Fernando C. Amorsolo who, through eight decades produced over 10,000 paintings, sketches and drawings, and whose masterpieces are “true reflections of the Filipino soul”, will be given unprecedented exposure by seven of Metro Manila’s biggest museums which will take turns exhibiting his works.
The rare honor is richly deserved. Regarded a national treasure and an artistic legend, Amorsolo, four days after his death, was posthumously conferred the country’s very first National Artist Award in 1972.
According to the Ayala Museum curator, Amorsolo became known as the “painter of the Philippine sunlight” because of his talent for capturing the brilliance and shimmer of the Philippine sun on his subjects, a talent which modern painter Fernando Zobel de Ayala duly recognized.
The curator continues: “More than having captured the sun, Amorsolo painted the glow from within — Filipino values, character and soul. Many of his portraits of women in the countryside and in his studio are fine examples of this.

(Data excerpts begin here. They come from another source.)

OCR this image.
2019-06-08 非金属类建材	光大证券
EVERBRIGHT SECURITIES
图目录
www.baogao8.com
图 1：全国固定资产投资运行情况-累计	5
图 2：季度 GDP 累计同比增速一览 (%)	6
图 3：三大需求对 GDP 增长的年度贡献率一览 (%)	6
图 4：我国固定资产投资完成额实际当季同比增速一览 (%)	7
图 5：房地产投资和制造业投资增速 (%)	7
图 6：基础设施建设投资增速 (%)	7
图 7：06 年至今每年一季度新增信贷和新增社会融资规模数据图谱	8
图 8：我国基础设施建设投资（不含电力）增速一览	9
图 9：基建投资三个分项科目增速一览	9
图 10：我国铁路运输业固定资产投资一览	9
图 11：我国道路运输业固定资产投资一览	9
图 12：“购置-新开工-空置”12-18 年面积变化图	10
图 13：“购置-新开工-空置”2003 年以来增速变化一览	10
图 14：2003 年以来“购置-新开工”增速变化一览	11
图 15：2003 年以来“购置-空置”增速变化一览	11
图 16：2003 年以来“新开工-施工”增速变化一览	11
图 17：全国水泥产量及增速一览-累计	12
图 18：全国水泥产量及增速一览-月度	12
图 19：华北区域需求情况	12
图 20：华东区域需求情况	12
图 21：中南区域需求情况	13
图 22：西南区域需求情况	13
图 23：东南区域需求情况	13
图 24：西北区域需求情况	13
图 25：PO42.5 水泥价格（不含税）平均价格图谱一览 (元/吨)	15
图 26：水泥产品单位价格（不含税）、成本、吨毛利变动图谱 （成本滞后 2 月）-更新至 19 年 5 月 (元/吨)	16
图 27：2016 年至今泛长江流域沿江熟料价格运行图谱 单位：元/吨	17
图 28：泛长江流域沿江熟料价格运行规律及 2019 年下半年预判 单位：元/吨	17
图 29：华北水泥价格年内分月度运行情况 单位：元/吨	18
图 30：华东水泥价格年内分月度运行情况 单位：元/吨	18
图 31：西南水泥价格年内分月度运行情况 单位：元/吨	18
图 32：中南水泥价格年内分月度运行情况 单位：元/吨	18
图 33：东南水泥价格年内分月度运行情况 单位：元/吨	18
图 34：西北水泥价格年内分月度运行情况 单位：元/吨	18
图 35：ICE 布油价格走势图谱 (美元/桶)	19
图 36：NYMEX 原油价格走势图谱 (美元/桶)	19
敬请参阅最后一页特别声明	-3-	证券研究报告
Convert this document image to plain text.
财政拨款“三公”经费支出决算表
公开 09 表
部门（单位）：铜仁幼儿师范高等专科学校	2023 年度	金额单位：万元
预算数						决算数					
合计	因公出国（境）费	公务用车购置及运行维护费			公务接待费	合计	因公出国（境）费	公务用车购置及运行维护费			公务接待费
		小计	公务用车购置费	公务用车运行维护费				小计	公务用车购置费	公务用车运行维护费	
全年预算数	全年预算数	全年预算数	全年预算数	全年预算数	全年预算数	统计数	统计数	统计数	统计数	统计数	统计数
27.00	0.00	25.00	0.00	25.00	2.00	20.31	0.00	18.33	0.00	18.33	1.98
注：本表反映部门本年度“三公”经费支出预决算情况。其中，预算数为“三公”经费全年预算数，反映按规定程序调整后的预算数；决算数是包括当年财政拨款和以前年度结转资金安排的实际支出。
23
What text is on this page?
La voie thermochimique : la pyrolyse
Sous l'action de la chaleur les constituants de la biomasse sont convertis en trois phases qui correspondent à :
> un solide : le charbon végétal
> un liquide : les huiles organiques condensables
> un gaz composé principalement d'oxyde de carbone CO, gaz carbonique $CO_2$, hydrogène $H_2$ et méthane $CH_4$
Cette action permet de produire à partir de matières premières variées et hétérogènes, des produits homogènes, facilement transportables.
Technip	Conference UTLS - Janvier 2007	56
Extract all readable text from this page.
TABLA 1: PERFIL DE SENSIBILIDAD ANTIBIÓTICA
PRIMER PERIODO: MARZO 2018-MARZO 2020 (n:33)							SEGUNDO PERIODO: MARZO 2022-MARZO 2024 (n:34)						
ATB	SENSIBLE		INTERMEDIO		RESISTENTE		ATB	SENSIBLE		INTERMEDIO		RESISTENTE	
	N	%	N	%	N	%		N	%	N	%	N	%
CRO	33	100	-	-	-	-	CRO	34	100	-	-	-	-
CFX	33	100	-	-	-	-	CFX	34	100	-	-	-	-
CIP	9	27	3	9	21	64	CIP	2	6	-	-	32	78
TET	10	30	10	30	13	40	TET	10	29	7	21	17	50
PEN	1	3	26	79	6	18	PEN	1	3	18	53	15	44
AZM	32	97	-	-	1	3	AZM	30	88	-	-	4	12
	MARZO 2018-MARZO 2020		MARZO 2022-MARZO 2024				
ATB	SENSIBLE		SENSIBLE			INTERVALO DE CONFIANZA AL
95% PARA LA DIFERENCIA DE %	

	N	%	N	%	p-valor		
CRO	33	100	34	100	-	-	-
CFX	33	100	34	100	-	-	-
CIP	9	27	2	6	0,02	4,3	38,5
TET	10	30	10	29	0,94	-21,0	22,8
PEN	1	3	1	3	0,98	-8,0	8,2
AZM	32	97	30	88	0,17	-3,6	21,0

“While many of his pre-war (American) period dalagang bukid types were tangible expressions of the prevailing sentiments of the country’s optimism and hope-filled visions his numerous post-war variations of the subject showed concern for the local market’s growing demands. The Ayala exhibition ‘Amorsolo’s Maidens Concealed and Revealed’ from Oct. 23 to March 8, 2009 will survey Amorsolo’s rendering of women as a means of following his career, and will draw attention to his maidens from the American period and his studies of nudes from the post-war years as a tribute to his brilliance.”
The GSIS Museum's ‘Rituals and Amorsolo’, from Oct. 2 to Dec. 20, “underlines how rituals reflect values, beliefs, and shared knowledge, how it brings about interactions among people, places and objects, how it expresses the core of social identity of communities, how it fortifies social structures and institutions, and perpetuates social values. Portrayals include baptisms, praying the Angelus, a family’s walk to Sunday mass.”
The Lopez Memorial Museum’s ‘Tell Tale: The Artist as Storyteller, Amorsolo as Co-Author’, from Sept. 24 to April 4, 2009, is illustrative of Amorsolo’s generation of artists, of how Amorsolo became subject to the workings of image-making industries central to the crafting of fictions — about what it was to be a citizen, to be learned/civilized, to be devout, to be Filipino in the transitional junctures of Spanish-American rule. Beyond looking at illustrations as potboilers, the exhibit hopes to look at how artists such as Amorsolo may have brought other layers of meaning upon texts primarily intended as didactic instruments.”
The Metropolitan Museum’s ‘Philippine Staple: The Land, the Harvest, the Maestro’ will display a harvest field of rice-related pieces and outstanding landscapes.”
At the National Museum’s ‘Master Copy’ from Sept. 25 to Jan. 15, 2009, the drawings transfigure into portraits that imagine the national self and the imperialist other, the Filipino and the American, a President like Manuel Roxas or a Gov. Gen. like Francis Burton Harrison, an elegant American lady or a nameless Katipunan revolutionary immortalized in oil after their stint in sketches.”
The Jorge B. Vargas Museum’s ‘Amorsolo: His Contemporaries and Pictures of the War, Capturing Anxieties’, from Sept. 23 to Nov. 16, will feature the works of Amorsolo and his contemporaries spanning the Second World War (1941-1945) until the immediate postwar years (1946-1947), family and official portraits commissioned by Vargas, and genre paintings. Works by peers — Manansala, Saguil, Miranda and Castañeda — will also be showcased.
Yuchengco Museum’s ‘Mukang Tsinoy’ from Oct. 1 to Jan. 17, 2009, will exhibit paintings commissioned by Tsinoy families.
Speakers at the Pen press conference on “His Art, Our Heart” were Evelyn Lim Forbes, Doris Magsaysay Ho, Cristina Estrada who represented the exhibition beneficiary CRIBS, the artist’s daughter Sylvia Amorsolo Lazo, Tony Maughan and Jaime Laya.